The Dresden Codex, out of the four codices, is the most examined and recognized codex of all. It is made up of an agave fiber strip, 141 inches in length, folded into 78 sides (Longhena 2000: 21). Most of the script is red or black, and the images of the deities and the glyphs were written with extreme care (Thompson 1985: 24). Coe and Kerr (1998: 177-178) claim that “the Dresden is entirely ritual-astronomical, and tied to the workings of the complex Maya calendrical system.” The codex also consists of several 260-day almanacs as well as Venus, Mars, eclipse, and multiplication tables. The Dresden almanacs were divided vertically into t’ols (Hofling 1989: 53).

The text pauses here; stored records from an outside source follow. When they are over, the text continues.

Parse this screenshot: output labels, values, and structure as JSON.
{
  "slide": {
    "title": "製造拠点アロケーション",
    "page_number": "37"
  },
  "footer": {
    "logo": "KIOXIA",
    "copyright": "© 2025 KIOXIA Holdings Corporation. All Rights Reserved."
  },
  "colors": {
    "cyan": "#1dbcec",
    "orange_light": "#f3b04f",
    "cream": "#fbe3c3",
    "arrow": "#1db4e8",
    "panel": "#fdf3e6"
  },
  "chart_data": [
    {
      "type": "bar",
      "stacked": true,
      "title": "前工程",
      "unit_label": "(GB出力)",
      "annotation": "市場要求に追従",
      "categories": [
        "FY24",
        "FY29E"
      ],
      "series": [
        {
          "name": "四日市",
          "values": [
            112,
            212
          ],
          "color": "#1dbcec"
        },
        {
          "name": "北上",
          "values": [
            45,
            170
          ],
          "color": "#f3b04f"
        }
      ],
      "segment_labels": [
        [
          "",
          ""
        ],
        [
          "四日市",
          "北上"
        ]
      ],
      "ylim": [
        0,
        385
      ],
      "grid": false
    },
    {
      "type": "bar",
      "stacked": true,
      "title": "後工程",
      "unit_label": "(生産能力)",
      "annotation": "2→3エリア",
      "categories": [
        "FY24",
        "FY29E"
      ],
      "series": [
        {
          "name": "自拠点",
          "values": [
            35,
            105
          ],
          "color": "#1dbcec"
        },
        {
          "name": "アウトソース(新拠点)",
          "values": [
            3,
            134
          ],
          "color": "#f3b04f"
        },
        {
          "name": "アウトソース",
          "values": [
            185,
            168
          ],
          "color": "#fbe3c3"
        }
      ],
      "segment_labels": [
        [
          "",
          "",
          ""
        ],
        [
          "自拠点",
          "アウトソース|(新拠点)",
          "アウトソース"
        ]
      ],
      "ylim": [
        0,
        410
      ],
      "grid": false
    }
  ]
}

Each division corresponds to a sacred Maya year (sometimes called tzolkin) and each year is a period of 260 days, or a tonalpohualli (Sansores 1987: 18). Basically, each t’ol has a calendrical glyph with hieroglyphic text within four glyph blocks above it (Hofling 1989). Each calendrical glyph indicates a day in the sacred calendar, and right below it is an image of a god or some sort of protagonist, such as the Moon Goddess. Overall, Thompson (1985: 65) describes Dresden “as a mixture of simple divination and a compilation of astronomical data, doubtlessly used in the more important branches of that work--for matters of church and state--in contrast to the simple almanacs of everyday life. Most archaeologists agree that Dresden is the most valued of the extant Maya codices.

Conclusion

The differences and similarities among the Paris, Madrid, Grolier and Dresden codices illustrate that the purpose of Mayan writing, specifically in codices, is to document celestial events and calendrical systems. The fundamental difference among the three styles lies in their content, with the Grolier and Dresden codices dealing with more astronomical instances, the Paris Codex with katuns and tuns, and the Madrid Codex remaining purely divinatory. However, this difference suggests an underlying similarity that the content of the four codices all truly represent the remarkable achievements of the ancient Maya.

Bibliography

Coe, M. and J. Kerr

1998 The Art of the Maya Scribe. Harry N. Abrams Incorporated, New York.

Hofling, C.

1989 The Morphosyntactic Basis of Discourse Structure in Glyphic Text in the Dresden Codex. In Word and Image in Maya Culture: Explorations in Language, Writing and Representation, edited by W. Hanks and D. Rice, pp. 51-71, University of Utah Press, Salt Lake City.

Longhena, M.

2000 Maya Script: A Civilization Revealed Through the Signs. Abbeville Press Publishing, New York.

Maxwell, J.

1997 Discourse Strategies, Then and Now. In The Language of Maya Hieroglyphs, edited by M. Macri and A. Ford, pp. 97-110, Pre-Columbian Art Research Institute, San Francisco.

Sansores, W.

1987 Maya Writing: Hieroglyphs, Books of Chilam Balams, Place Names. Produccion Editorial Dante, Mexico.

Thompson, J.

1985 Maya Hieroglyphic Writing: An Introduction. University of Oklahoma Press, Norman.